Aspen Shortsfest 2017

04.–09.04.2017
Ein Reisebericht von Frédéric Hambalek (BERGFIEBER)

Das Aspen Shortsfest ist ein hervorragend organisiertes Festival, das ein außerordentlich starkes Programm präsentiert.

Als Anreise gibt es die Möglichkeit, direkt nach Aspen zu fliegen – was allerdings teuer werden kann. Oder per Mietwagen von Denver aus zu fahren – was mit wunderbaren Bergpanoramen belohnt und (wie in unserem Fall) durch einen gesperrten Bergpass bestraft wird. Wer Schilder lesen kann, dem wird das allerdings nicht passieren.

Die sehr gute Festivalorganisation rund um Kathlees McInnis hat uns ein sehr schönes Zimmer mit Doppelbett zur Verfügung gestellt. Das Hotel verfügte außerdem über einen geheizten Außenpool, sowie Sauna und Whirlpool. Das sehr amerikanische Frühstück war natürlich auch inbegriffen.

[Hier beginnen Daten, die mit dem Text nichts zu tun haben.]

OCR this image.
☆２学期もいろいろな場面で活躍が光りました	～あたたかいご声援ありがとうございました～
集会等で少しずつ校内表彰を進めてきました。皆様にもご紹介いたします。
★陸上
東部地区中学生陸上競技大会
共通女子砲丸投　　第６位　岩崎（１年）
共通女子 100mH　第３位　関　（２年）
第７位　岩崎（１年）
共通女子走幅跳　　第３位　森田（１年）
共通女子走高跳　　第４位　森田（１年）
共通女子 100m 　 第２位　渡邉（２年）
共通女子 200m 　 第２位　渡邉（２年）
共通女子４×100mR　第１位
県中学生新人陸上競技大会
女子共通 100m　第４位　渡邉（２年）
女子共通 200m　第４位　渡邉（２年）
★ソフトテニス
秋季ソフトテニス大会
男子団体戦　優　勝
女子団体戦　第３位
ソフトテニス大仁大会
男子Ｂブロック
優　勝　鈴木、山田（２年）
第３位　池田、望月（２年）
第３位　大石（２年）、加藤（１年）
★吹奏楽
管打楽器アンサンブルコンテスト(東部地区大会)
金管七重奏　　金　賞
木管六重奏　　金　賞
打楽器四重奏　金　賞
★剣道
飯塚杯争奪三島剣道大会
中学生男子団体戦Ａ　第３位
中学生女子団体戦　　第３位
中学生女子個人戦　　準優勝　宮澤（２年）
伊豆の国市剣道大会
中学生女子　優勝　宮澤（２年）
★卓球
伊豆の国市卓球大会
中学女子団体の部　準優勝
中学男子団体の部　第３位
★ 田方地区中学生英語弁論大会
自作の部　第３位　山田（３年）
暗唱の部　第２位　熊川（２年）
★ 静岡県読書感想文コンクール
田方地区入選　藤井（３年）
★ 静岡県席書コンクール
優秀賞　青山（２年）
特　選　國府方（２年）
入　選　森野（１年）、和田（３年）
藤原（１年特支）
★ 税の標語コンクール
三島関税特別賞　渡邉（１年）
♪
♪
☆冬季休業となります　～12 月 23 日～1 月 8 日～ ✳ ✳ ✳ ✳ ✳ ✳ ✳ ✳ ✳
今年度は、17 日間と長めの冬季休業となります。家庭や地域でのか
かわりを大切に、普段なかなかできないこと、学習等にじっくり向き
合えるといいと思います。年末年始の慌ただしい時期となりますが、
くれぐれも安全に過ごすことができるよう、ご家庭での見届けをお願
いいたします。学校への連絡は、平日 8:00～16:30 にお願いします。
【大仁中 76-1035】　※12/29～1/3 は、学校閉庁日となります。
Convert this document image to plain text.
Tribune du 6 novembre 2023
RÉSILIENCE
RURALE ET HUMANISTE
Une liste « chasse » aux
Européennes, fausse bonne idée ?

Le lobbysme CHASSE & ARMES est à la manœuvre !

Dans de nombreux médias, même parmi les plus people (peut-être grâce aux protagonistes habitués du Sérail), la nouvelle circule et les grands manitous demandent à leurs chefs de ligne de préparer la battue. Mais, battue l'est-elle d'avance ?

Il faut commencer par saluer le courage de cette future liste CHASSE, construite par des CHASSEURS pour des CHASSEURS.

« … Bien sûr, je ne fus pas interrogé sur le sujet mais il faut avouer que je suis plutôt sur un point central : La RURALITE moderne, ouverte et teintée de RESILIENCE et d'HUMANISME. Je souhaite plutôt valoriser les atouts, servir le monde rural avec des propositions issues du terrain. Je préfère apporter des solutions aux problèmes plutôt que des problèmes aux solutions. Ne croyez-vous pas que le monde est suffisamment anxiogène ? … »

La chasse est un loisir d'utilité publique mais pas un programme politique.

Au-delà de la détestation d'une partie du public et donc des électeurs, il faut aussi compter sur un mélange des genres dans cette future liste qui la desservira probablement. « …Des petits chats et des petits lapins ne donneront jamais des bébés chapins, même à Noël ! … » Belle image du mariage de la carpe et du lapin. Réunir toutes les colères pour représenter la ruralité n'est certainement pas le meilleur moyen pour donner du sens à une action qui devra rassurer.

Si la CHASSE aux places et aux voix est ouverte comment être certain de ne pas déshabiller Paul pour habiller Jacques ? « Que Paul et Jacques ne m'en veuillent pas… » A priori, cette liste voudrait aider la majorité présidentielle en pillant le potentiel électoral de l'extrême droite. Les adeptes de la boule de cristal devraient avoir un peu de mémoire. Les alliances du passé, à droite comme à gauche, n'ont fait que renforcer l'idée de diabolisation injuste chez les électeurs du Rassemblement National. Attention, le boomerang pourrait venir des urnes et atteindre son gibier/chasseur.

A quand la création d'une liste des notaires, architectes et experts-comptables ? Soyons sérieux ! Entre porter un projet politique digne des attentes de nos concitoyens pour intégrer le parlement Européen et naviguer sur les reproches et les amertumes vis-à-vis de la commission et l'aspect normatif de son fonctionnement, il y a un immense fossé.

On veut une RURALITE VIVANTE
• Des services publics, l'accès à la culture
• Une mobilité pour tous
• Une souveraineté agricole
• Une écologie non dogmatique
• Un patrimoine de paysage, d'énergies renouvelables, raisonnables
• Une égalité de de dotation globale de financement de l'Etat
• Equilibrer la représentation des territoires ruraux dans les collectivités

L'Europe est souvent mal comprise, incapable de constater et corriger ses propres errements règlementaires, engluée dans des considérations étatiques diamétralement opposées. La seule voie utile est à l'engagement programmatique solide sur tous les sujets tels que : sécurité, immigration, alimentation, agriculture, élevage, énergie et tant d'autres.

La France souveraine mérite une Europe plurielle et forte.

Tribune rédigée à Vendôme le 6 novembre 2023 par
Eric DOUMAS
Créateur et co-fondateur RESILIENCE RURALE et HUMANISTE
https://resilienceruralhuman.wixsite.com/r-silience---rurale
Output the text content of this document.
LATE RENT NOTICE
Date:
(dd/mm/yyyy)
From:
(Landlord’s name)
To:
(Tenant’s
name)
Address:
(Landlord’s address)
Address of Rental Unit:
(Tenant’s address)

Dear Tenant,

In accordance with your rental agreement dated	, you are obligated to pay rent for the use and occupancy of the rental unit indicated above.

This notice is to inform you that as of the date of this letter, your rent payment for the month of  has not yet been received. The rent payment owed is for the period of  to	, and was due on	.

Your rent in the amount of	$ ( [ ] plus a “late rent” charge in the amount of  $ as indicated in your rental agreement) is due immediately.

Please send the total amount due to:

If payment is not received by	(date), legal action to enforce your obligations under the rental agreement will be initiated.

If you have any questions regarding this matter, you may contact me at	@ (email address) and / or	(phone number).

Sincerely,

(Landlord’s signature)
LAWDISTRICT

Auch für die Verpflegung außerhalb des Hotels war gesorgt. Oft gab es ein vom Festival organisiertes Mittagessen. Zusätzlich jeden Mittag kostenlose Pizza (und manchmal auch Bier). Außerdem kostenlosen Kaffee und Cookies in der Filmmaker’s Lounge. Unter‘m Strich kann man dort also für sehr wenig Geld die Woche verbringen – außer man geht in den zahlreichen, sehr guten Restaurants essen, was wir herzlich empfehlen.

Nun zum Rahmenprogramm: Es gab sowohl Panels, auf denen die Filmemacher selbst über ihre Arbeit sprachen, als auch Fachdiskussionen von Branchenvertretern – also Agenten, Produzenten, Journalisten, etc. Zusätzlich wurden viele Filmemacher von Journalisten um Interviews gebeten, etwa für die örtliche Zeitung, Radio oder Fernsehen. All dies war so organisiert, dass man gut ausgefüllte Tage hatte. Durch die vielen Events hatte man ebenfalls gute Gelegenheit, das Material der AG Kurzfilm unter interessierte Leute zu bringen.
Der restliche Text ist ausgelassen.